After the FTC proposed the rule in 2023, it was widely praised by consumers, who took to the FTC comments section to share their stories of encounters with dark patterns.



An FTC comment from Nadine Tushe from May 7, 2023 regarding the FTC's proposed Click to Cancel rule.


A comment on the FTC website from Christine Martell on May 7, 2023 regarding the FTC's proposed Click to Cancel rule.


A comment to the FTC from Kevin Thomas Hicks on May 7, 2023 regarding the FTC's proposed Click to Cancel rule.


Equally as predictable as consumer support for the proposed rule, was the swarm of trade associations that came out to oppose it; and to do so by trying to claim only they have the best interest of consumers at heart. 


Notably, the Entertainment Software Association, Association of National Advertisers, and The News/Media Alliance, each submitted statements that all amounted to some version of “consumers aren’t smart enough to handle a click-to-cancel system” or “it’s too expensive to build such a system, and we’d have to charge consumers more as a result.”


One of my “favorite” trade arguments, via the Wall Street Journal:


“If sellers are required to enable cancellation through a single click or action by the consumer, accidental cancellations will become much more common, as consumers will not reasonably expect to remove their recurring goods or services with just one click,” the advertisers’ group said in its comments on the proposal.


Inadvertent cancellations could cause consumers to miss out on essential deliveries of food, water or medical products, and could create the inconvenience of requiring the consumer to register again for a service they didn’t intend to cancel in the first place, the ANA said.

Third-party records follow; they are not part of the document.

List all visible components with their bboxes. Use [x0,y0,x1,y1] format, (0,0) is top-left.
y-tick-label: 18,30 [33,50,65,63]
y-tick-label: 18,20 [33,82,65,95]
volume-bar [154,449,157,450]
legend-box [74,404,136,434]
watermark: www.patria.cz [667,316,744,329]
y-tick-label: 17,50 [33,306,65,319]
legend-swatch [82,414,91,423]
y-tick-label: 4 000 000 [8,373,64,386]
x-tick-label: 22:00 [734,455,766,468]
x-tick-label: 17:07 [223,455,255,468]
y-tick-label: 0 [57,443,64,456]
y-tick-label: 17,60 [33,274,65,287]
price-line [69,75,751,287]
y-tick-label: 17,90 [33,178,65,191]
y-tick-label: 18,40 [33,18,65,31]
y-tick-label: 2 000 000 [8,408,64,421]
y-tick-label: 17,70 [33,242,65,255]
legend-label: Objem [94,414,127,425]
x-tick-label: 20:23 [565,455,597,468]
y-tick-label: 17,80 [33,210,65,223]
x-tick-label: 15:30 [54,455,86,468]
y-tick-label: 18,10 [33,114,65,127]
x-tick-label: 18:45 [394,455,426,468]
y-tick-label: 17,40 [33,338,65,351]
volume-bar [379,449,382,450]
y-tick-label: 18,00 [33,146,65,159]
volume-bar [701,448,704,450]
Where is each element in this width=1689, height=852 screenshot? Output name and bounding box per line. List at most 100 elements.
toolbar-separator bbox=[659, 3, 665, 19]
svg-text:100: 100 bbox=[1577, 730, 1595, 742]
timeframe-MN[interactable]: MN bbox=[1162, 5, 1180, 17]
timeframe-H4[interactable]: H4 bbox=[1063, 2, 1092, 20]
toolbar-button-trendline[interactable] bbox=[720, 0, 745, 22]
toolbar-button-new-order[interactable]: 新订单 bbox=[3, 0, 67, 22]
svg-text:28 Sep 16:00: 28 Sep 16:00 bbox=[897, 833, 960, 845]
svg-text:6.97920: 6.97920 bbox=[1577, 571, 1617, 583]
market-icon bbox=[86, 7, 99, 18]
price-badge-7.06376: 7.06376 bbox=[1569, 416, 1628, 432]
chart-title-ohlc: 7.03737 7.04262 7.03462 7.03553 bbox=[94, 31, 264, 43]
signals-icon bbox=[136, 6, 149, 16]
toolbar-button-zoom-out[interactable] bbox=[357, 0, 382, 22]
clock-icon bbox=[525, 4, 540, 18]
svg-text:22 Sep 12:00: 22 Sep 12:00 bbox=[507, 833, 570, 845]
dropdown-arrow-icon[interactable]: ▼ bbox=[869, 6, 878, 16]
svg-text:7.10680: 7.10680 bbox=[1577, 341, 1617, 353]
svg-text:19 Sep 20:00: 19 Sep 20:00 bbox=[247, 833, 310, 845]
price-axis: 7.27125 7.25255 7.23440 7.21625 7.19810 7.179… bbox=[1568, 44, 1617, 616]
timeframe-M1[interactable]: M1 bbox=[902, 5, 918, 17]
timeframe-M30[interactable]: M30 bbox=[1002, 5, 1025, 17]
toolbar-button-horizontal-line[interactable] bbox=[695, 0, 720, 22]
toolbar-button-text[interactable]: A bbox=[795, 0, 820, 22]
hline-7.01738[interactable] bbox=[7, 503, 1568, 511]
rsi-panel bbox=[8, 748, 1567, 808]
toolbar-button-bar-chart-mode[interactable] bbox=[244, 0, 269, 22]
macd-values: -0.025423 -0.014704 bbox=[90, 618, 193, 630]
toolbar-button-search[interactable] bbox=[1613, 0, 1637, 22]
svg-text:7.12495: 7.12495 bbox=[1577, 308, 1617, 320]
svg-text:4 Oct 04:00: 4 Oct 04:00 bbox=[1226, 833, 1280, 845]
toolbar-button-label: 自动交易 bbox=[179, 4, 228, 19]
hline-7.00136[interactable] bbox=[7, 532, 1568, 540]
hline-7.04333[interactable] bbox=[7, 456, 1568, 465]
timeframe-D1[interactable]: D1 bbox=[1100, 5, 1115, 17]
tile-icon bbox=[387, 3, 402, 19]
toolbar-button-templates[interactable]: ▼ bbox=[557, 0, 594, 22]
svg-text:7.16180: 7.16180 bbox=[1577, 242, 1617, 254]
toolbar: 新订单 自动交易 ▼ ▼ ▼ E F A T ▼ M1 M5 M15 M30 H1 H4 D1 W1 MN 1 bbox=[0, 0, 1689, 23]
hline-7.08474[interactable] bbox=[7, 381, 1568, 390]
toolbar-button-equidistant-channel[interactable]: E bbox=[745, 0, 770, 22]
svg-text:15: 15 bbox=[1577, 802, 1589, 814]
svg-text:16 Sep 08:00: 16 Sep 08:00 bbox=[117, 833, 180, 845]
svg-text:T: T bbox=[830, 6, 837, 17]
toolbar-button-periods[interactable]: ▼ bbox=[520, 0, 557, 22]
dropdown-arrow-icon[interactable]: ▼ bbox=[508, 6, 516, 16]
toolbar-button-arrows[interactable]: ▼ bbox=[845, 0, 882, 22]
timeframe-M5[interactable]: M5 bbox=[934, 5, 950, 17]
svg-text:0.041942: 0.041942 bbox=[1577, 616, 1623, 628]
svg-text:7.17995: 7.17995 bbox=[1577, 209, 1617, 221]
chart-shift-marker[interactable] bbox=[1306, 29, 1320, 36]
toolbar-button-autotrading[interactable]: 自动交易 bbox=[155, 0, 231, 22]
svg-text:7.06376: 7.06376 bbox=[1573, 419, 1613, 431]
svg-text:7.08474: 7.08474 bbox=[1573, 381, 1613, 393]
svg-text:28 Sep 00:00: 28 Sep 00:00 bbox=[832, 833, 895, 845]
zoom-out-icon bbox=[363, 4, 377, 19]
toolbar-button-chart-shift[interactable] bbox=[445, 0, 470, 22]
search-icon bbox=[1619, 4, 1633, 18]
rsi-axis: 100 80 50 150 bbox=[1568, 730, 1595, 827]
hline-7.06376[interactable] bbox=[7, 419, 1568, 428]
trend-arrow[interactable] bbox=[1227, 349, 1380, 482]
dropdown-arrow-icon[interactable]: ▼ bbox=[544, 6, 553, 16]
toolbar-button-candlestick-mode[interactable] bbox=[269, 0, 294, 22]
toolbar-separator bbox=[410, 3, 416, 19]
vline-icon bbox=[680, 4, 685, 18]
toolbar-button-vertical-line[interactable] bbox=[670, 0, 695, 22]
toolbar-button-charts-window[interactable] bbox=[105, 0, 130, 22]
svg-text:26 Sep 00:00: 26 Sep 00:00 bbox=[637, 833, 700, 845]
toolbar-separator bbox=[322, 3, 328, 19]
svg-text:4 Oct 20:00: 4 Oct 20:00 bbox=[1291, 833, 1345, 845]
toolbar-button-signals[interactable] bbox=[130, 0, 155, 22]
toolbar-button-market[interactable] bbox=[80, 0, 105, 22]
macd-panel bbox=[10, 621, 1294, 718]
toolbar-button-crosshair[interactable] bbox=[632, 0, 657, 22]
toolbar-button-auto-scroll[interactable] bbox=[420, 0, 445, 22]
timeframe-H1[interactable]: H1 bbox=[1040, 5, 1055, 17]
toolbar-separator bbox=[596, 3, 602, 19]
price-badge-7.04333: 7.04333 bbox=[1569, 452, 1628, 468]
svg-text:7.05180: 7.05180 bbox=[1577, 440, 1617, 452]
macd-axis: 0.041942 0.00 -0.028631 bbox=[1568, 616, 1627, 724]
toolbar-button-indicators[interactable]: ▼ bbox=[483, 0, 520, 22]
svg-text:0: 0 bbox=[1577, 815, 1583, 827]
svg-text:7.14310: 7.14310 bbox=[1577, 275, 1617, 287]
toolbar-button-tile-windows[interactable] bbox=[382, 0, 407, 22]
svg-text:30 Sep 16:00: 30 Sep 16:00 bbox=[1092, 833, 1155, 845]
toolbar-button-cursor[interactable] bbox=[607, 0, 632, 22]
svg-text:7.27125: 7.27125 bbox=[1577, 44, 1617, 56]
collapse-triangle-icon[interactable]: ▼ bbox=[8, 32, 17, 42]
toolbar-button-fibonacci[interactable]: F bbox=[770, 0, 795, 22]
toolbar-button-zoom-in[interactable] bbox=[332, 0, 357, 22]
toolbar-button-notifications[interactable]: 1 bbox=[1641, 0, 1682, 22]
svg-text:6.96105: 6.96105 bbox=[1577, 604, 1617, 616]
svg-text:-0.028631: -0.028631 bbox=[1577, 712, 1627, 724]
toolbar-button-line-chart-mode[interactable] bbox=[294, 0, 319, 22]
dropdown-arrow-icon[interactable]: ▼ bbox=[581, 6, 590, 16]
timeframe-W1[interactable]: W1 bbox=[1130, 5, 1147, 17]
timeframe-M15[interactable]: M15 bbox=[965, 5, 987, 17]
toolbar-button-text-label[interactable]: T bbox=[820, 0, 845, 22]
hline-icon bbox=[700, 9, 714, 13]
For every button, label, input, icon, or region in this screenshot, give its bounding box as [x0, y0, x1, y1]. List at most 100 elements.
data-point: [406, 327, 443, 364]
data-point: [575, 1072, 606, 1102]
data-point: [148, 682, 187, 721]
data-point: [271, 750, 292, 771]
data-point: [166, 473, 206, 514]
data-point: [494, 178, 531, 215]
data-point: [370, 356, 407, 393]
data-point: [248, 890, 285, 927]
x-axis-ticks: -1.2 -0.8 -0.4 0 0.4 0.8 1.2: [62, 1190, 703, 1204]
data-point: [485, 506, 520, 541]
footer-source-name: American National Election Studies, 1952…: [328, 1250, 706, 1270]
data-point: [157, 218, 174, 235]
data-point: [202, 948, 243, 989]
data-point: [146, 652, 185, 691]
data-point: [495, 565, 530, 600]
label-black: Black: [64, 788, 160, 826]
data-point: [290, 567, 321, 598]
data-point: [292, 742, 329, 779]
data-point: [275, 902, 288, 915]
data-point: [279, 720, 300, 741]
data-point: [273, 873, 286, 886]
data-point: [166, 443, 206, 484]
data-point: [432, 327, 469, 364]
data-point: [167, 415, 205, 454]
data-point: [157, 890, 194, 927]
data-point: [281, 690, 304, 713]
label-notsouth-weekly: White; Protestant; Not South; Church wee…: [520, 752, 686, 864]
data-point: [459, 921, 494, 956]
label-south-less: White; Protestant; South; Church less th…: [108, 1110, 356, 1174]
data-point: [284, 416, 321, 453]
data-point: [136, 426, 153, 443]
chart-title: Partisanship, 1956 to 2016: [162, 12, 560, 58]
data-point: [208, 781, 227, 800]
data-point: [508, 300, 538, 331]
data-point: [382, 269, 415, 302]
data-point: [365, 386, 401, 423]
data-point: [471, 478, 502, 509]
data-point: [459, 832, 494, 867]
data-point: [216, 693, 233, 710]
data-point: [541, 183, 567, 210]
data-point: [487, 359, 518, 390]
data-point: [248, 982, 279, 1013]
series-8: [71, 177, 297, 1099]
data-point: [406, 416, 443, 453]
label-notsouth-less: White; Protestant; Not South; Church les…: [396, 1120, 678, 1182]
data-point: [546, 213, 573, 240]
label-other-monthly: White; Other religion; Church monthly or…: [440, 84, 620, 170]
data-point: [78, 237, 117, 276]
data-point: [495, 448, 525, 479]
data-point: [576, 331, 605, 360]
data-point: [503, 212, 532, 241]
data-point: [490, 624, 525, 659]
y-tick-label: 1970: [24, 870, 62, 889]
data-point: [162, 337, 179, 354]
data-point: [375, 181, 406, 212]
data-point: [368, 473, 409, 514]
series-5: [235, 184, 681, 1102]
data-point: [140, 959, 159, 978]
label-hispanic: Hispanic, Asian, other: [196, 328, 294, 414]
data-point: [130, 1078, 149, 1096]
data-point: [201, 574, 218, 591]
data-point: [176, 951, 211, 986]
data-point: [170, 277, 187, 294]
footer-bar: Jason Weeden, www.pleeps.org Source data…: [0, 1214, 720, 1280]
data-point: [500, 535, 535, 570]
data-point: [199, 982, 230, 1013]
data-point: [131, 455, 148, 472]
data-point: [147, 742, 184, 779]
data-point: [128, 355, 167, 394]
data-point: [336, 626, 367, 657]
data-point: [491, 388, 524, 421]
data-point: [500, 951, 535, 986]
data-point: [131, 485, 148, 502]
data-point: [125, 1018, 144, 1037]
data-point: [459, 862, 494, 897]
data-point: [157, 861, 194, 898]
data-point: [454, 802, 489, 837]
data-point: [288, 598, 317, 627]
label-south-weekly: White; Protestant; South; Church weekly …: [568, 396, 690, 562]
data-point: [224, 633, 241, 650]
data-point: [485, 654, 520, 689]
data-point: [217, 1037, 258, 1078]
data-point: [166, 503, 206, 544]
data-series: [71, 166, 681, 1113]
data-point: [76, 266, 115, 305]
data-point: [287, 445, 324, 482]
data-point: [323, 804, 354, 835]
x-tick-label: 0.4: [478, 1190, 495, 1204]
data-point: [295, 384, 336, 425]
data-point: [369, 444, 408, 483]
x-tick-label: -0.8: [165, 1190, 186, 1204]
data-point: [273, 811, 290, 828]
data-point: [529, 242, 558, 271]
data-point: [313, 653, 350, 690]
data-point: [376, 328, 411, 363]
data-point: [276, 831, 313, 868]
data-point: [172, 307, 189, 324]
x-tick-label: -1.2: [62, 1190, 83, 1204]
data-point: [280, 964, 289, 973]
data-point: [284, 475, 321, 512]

This, of course, is offensive. Why must all the burden be placed on consumers? Surely, the same systems that warn about accidentally deleting something from a content management system can be applied here.


It’s further proof that these companies care more about profits than doing right by their customer. It’s a tacit admission that if, for example, a consumer relies on you for food or medicine, you’d take no special care to ensure they meant to cancel their subscription when you saw said cancellation come through. In this regard, the customer is never right.


Equally ridiculous was this tidbit from a similar report in Wired:


[NCTA CEO Michael] Powell also said the cost of complying [with the FTC’s proposed click-to-cancel rule]—including retraining employees and maintaining records for longer than current practice—could force cable companies to raise prices.


In the age of greedflation, it’s laughable to think that “burdensome” rules (aka, rules crafted to protect consumers) are the reason corporations have been raising their prices. Further, the charge coming from an individual who represents cable companies—an industry that’s been disrupted by streaming services which all provide click-to-cancel functions—is painfully ironic.


At the end of the day, a rule that would force companies to make canceling services as easy as subscribing to services, is a rule that is against dark patterns. And for companies that rely on those dark patterns, like gyms (at home or otherwise), this pro-consumer rule is unacceptable.


In that regard, the FTC's proposal and the backlash to it from Big Business, especially in the face of consumers who cheered the rule proposal, is a microcosm of the current state of our economy where companies rely on consumers for survival, but resent them all the same in the process.